Missing piece of information. In this case it is the RFC 1413 identity of the client determined by identd on the clients machine, which is highly unreliable and should not be trusted anyway.

user (-)

This is the username or UID of the person requesting the document as determined by HTTP authentication. Since the document is not password protected, it is not present in this case. If it is present, the value should not be trusted until the user is actually authenticated.

date:time timezone ([11/Aug/2008:14:18:14 +0000])
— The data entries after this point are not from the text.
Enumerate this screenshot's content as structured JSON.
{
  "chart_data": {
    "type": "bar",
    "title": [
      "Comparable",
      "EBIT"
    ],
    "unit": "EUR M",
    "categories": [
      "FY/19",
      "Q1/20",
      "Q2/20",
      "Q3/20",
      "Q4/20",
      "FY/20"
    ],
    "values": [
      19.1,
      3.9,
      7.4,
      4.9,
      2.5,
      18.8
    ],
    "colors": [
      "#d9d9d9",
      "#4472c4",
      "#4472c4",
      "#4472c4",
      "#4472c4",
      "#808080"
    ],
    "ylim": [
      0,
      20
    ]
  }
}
The time when the server processed the request. The format is:

[day/month/year:hour:minute:second zone]

+ - day = 2*digit - month = 3*letter - year = 4*digit - hour = 2*digit - minute = 2*digit - second = 2*digit - zone = (‘+’ | ‘-’) 4*digit

request"GET /index.html HTTP/1.1"

The request from the client is given in double quotes, and contains the method used by the client (GET), the requested resource (/index.html) and the protocol (HTTP/1.1).

200

Status code sent back to the client. In this case it indicates a successful response. The full list of possible status codes can be found in the HTTP specification (RFC2616, section 10).

2633

The last entry is the size returned to the client excluding the response headers. This will be "-" if no content is returned. To log "0" for no content, use %B instead.